Yes, you – the owner or founder of your company. When you started your brand, you probably thought about everything else – the business idea, the production process, pricing – but not about how it would affect you as a person.

This is what personal branding about. And I don’t mean the type of personal brand that by now we all seek to portray, especially through our social media presence. I am talking about the owner or chief executive of a company, a brand. You know, people care about people. And however interesting and well positioned your brand may be, however desirable your products: consumers and by extension the media will be interested to know who’s behind the brand. Just like for any the big fashion houses, all established brands, there’s ongoing speculation on the creative director who is moulding the brand in his image.

But I’m no creative director, you may say. It’s not about me. I’d rather stay in the background. Understandable since being the face of the brand will come with increased scrutiny, and you may prefer to avoid the limelight.

But people matter, and instead of looking at this interest as a burden, take it as an opportunity. People like Richard Branson or Jack Ma have used this to their advantage, since having a face of the brand that is closely associated with its story, someone who can convincingly talk about how the brand was started and why, gives the media a different angle to write about (Think about the portraits of business leaders in the business papers) and creates attention.

So you better get ready. If you’ve been closely involved with your brand from the beginning, you would already talk about it with knowledge, enthusiasm and conviction. Who better than you to tell the authentic brand story since you’re part of it?
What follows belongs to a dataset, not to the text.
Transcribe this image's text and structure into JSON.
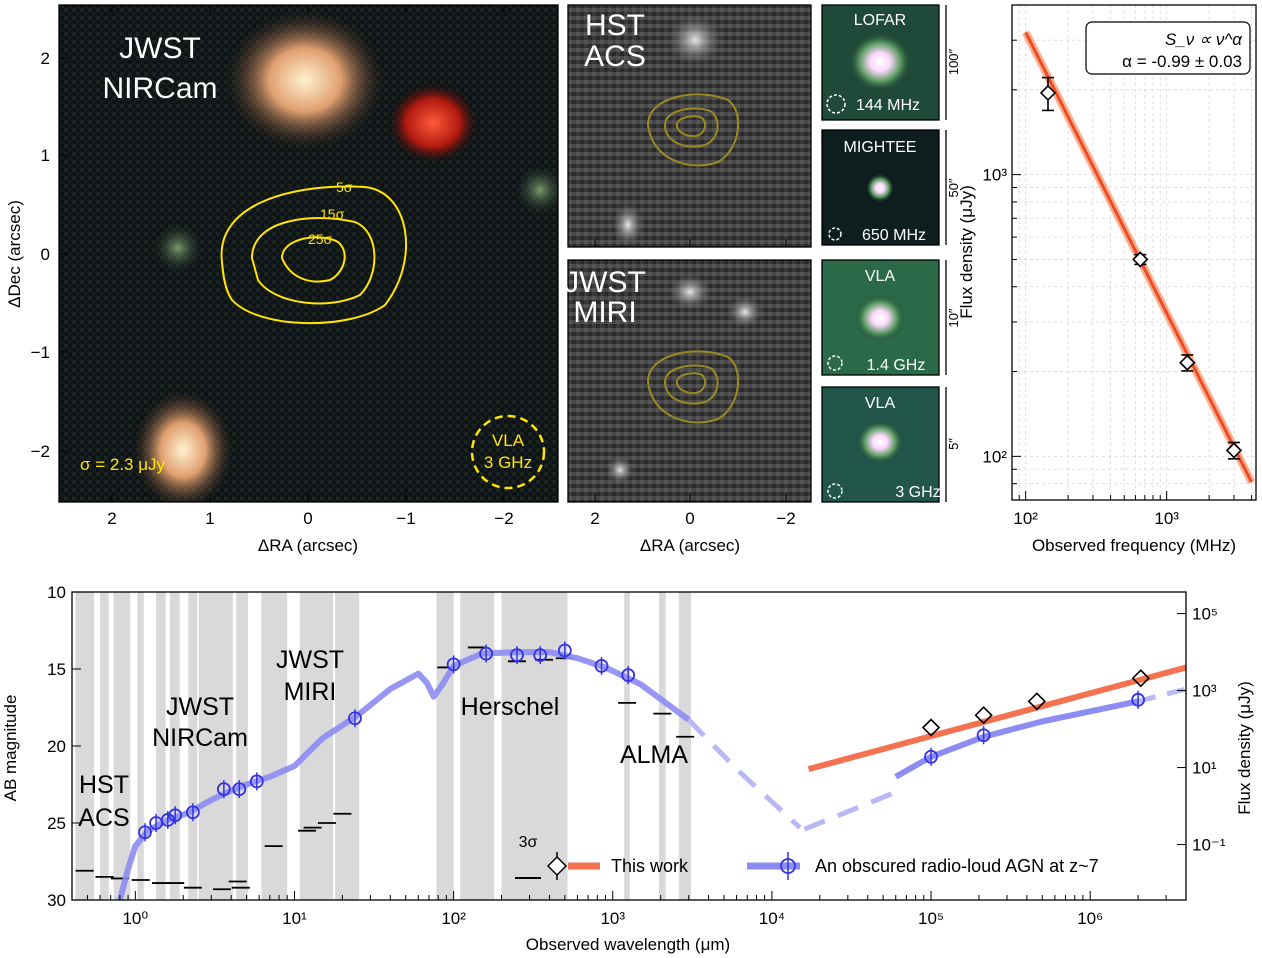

The challenge may lie not so much in what that you talk about, but more in the how. Many of us are more comfortable in a 1-on-1 conversation, or a discussion with a small group of good friends. Standing on stage before a large audience at a conference or being interviewed on radio or on TV may be intimidating to us.

But these hesitations can be overcome through training. In Singapore, there are a number of good trainers to be found who are excellent at coaching CEOs and business leaders to make their case in front of big audiences or the media. It’s about memory, breathing techniques and how to speak clearly and slowly. But most of all it’s about confidence and you will see that you will get better with time.

Just imagine you’re talking to your good friends, and let your enthusiasm for your brand show.